Gram-Schmidt Orthogonalization and Elimination of the Effect of Unwanted Component Spectra Applied to a Biological Mid-infrared Spectra Collection

Abstract

Abstract Near Infrared spectroscopy (NIR) is the most widely used technique for the analysis of major biochemical constituents in food products. The Mid-infrared range spectroscopy is also being more and more studied in the field of food analysis. This range was primarily applied to qualitative analysis of food components, but with the advent of new techniques such as Attenuated Total Reflectance (ATR) together with the possibility of combination with powerful micro-computers, MIR is now more and more used for quantitative analysis.
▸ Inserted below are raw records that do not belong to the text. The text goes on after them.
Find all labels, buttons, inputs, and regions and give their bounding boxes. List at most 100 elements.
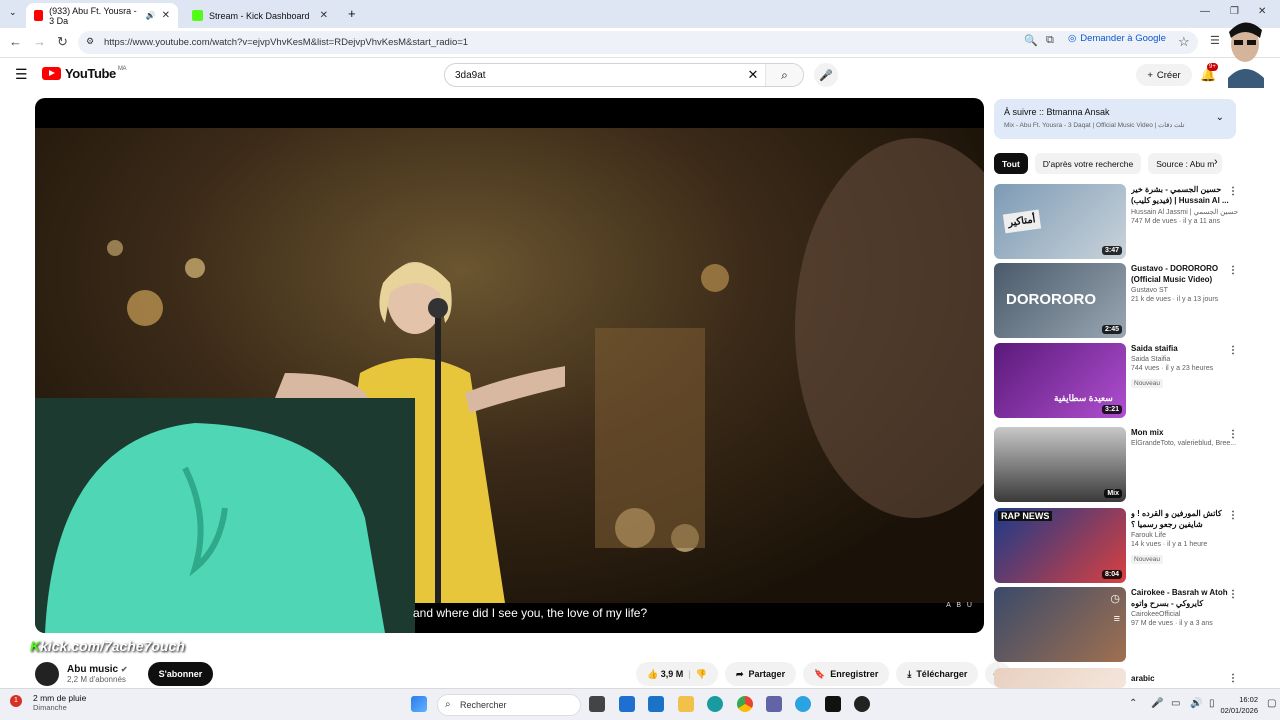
video-thumbnail[interactable]: DORORORO 2:45 — [994, 263, 1126, 338]
clear-icon[interactable]: ✕ — [741, 67, 765, 83]
video-thumbnail[interactable]: سعيدة سطايفية 3:21 — [994, 343, 1126, 418]
zoom-icon[interactable]: 🔍 — [1024, 34, 1038, 47]
queue-icon[interactable]: ≡ — [1114, 613, 1120, 625]
recommendation-info: Mon mix ElGrandeToto, valerieblud, Bree.… — [1131, 427, 1241, 447]
obs-icon[interactable] — [854, 696, 870, 712]
volume-icon[interactable]: 🔊 — [1190, 698, 1202, 709]
recommendation-item[interactable]: ◷ ≡ Cairokee - Basrah w Atoh كايروكي - ب… — [994, 587, 1244, 662]
chevron-right-icon[interactable]: › — [1214, 156, 1218, 168]
recommendation-item[interactable]: RAP NEWS 8:04 كاتش المورفين و القرده ! و… — [994, 508, 1244, 583]
like-button[interactable]: 👍 3,9 M — [647, 669, 683, 680]
bookmark-star-icon[interactable]: ☆ — [1178, 34, 1190, 50]
new-tab-icon[interactable]: + — [348, 6, 356, 21]
kebab-menu-icon[interactable]: ⋮ — [1228, 589, 1238, 600]
tray-chevron-icon[interactable]: ⌃ — [1129, 698, 1137, 709]
windows-start-icon[interactable] — [411, 696, 427, 712]
recommendation-item[interactable]: Mix Mon mix ElGrandeToto, valerieblud, B… — [994, 427, 1244, 502]
battery-icon[interactable]: ▯ — [1209, 698, 1215, 709]
create-button[interactable]: + Créer — [1136, 64, 1192, 86]
kebab-menu-icon[interactable]: ⋮ — [1228, 265, 1238, 276]
telegram-icon[interactable] — [795, 696, 811, 712]
tab-kick[interactable]: Stream - Kick Dashboard ✕ — [184, 3, 336, 28]
chip-all[interactable]: Tout — [994, 153, 1028, 174]
recommendation-title: arabic — [1131, 674, 1155, 683]
edge-icon[interactable] — [707, 696, 723, 712]
recommendation-item[interactable]: DORORORO 2:45 Gustavo - DORORORO (Offici… — [994, 263, 1244, 338]
tab-youtube[interactable]: (933) Abu Ft. Yousra - 3 Da 🔊 ✕ — [26, 3, 178, 28]
recommendation-meta: 744 vues · il y a 23 heures — [1131, 365, 1214, 372]
install-icon[interactable]: ⧉ — [1046, 34, 1054, 47]
search-icon: ⌕ — [445, 699, 451, 710]
reading-list-icon[interactable]: ☰ — [1210, 34, 1220, 47]
taskbar-search[interactable]: ⌕ Rechercher — [437, 694, 581, 716]
recommendation-info: كاتش المورفين و القرده ! و شايفين رجعو ر… — [1131, 508, 1241, 566]
subscribe-button[interactable]: S'abonner — [147, 662, 214, 686]
recommendation-item[interactable]: arabic ⋮ — [994, 668, 1244, 688]
recommendation-meta: 14 k vues · il y a 1 heure — [1131, 541, 1208, 548]
chevron-down-icon[interactable]: ⌄ — [1216, 112, 1224, 123]
forward-icon[interactable]: → — [33, 34, 46, 49]
maximize-icon[interactable]: ❐ — [1230, 6, 1239, 17]
download-button[interactable]: ⤓ Télécharger — [896, 662, 979, 686]
kick-app-icon[interactable] — [825, 696, 841, 712]
address-bar-row: ← → ↻ ⚙ https://www.youtube.com/watch?v=… — [0, 28, 1280, 58]
clock-icon[interactable]: ◷ — [1110, 592, 1120, 605]
kebab-menu-icon[interactable]: ⋮ — [1228, 429, 1238, 440]
kebab-menu-icon[interactable]: ⋮ — [1228, 345, 1238, 356]
ask-google-button[interactable]: ◎ Demander à Google — [1068, 33, 1166, 44]
task-view-icon[interactable] — [589, 696, 605, 712]
thumbs-up-icon: 👍 — [647, 668, 659, 679]
queue-title: À suivre :: Btmanna Ansak — [1004, 107, 1110, 117]
kebab-menu-icon[interactable]: ⋮ — [1228, 186, 1238, 197]
menu-icon[interactable]: ☰ — [15, 66, 28, 83]
recommendation-channel: Farouk Life — [1131, 532, 1167, 539]
recommendation-info: arabic — [1131, 668, 1241, 684]
kick-logo-icon: K — [30, 638, 41, 654]
recommendation-item[interactable]: أمتاكير 3:47 حسين الجسمي - بشرة خير (فيد… — [994, 184, 1244, 259]
chip-from-search[interactable]: D'après votre recherche — [1034, 153, 1142, 174]
channel-name[interactable]: Abu music ✔ — [67, 664, 128, 675]
reload-icon[interactable]: ↻ — [57, 34, 68, 50]
window-close-icon[interactable]: ✕ — [1258, 6, 1266, 17]
kebab-menu-icon[interactable]: ⋮ — [1228, 510, 1238, 521]
tab-search-icon[interactable]: ⌄ — [9, 7, 17, 18]
chrome-icon[interactable] — [737, 696, 753, 712]
network-icon[interactable]: ▭ — [1171, 698, 1180, 709]
system-clock[interactable]: 16:02 02/01/2026 — [1220, 694, 1258, 716]
notification-center-icon[interactable]: ▢ — [1267, 698, 1276, 709]
save-button[interactable]: 🔖 Enregistrer — [803, 662, 890, 686]
search-input[interactable]: 3da9at — [445, 70, 741, 81]
teams-icon[interactable] — [766, 696, 782, 712]
store-icon[interactable] — [619, 696, 635, 712]
outlook-icon[interactable] — [648, 696, 664, 712]
youtube-logo[interactable]: YouTube MA — [42, 66, 127, 81]
close-icon[interactable]: ✕ — [320, 10, 328, 21]
weather-title: 2 mm de pluie — [33, 693, 87, 703]
back-icon[interactable]: ← — [9, 34, 22, 49]
channel-avatar[interactable] — [35, 662, 59, 686]
kick-favicon — [192, 10, 203, 21]
video-player[interactable]: and where did I see you, the love of my … — [35, 98, 984, 633]
search-button[interactable]: ⌕ — [765, 64, 803, 86]
video-thumbnail[interactable] — [994, 668, 1126, 688]
video-thumbnail[interactable]: ◷ ≡ — [994, 587, 1126, 662]
video-thumbnail[interactable]: أمتاكير 3:47 — [994, 184, 1126, 259]
weather-widget[interactable]: 1 2 mm de pluie Dimanche — [10, 693, 87, 712]
up-next-queue[interactable]: À suivre :: Btmanna Ansak Mix - Abu Ft. … — [994, 99, 1236, 139]
voice-search-button[interactable]: 🎤 — [814, 63, 838, 87]
dislike-button[interactable]: 👎 — [696, 669, 707, 680]
file-explorer-icon[interactable] — [678, 696, 694, 712]
microphone-tray-icon[interactable]: 🎤 — [1151, 698, 1163, 709]
speaker-icon[interactable]: 🔊 — [146, 11, 156, 20]
video-thumbnail[interactable]: RAP NEWS 8:04 — [994, 508, 1126, 583]
video-thumbnail[interactable]: Mix — [994, 427, 1126, 502]
chip-source[interactable]: Source : Abu m — [1148, 153, 1223, 174]
site-info-icon[interactable]: ⚙ — [86, 36, 94, 47]
share-button[interactable]: ➦ Partager — [725, 662, 797, 686]
close-icon[interactable]: ✕ — [162, 10, 170, 21]
kebab-menu-icon[interactable]: ⋮ — [1228, 673, 1238, 684]
channel-info: Abu music ✔ 2,2 M d'abonnés — [67, 664, 128, 684]
recommendation-item[interactable]: سعيدة سطايفية 3:21 Saida staifia Saida S… — [994, 343, 1244, 418]
notifications-button[interactable]: 🔔 9+ — [1200, 63, 1218, 83]
minimize-icon[interactable]: — — [1200, 6, 1210, 17]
In addition to baseline deformations, interference by unwanted compounds are major sources of problems that are encountered in analyses. We have previously proposed (Cadet et al., 1991) the use of multidimensional statistical analysis combined with Mid-FTIR spectroscopy for the prediction of sucrose concentrations in biological solutions containing three sugars: sucrose, fructose and glucose. In this paper, a least-squares method has been used to assess the elimination of the component spectra associated to the fructose (the unwanted components were first orthogonal zed and normalized by the Gram-Schmidt orthogonalization method). This procedure permitted the automatic subtraction of discriminant spectral patterns representative of fructose concentration before application of Principal Component Analysis (PCA) and Principal Component Regression (PCR). PCA was applied independently before and after spectral correction of the collections. It is found that when the factorial maps obtained before and after correction are compared, the elimination procedure improves significantly the classification of solutions according to their sucrose content. However the bias and standard deviation (SD) values that are associated with the sucrose content predicted values are not influenced by the correction method used: bias and SD are 3.62×10−2 and 3.097×10−1 before correction and after correction they were respectively 3.60×10−2 and 3.104×10−1. This could be explained by the fact that the presence of fructose in solution does not interfere with caracteristic absorption bands of sucrose and that sucrose and fructose concentrations are strongly correlated. The absorbtions bands of the spectral representation of the principal component, which is identified to be that associated with sucrose, are identical before and after correction.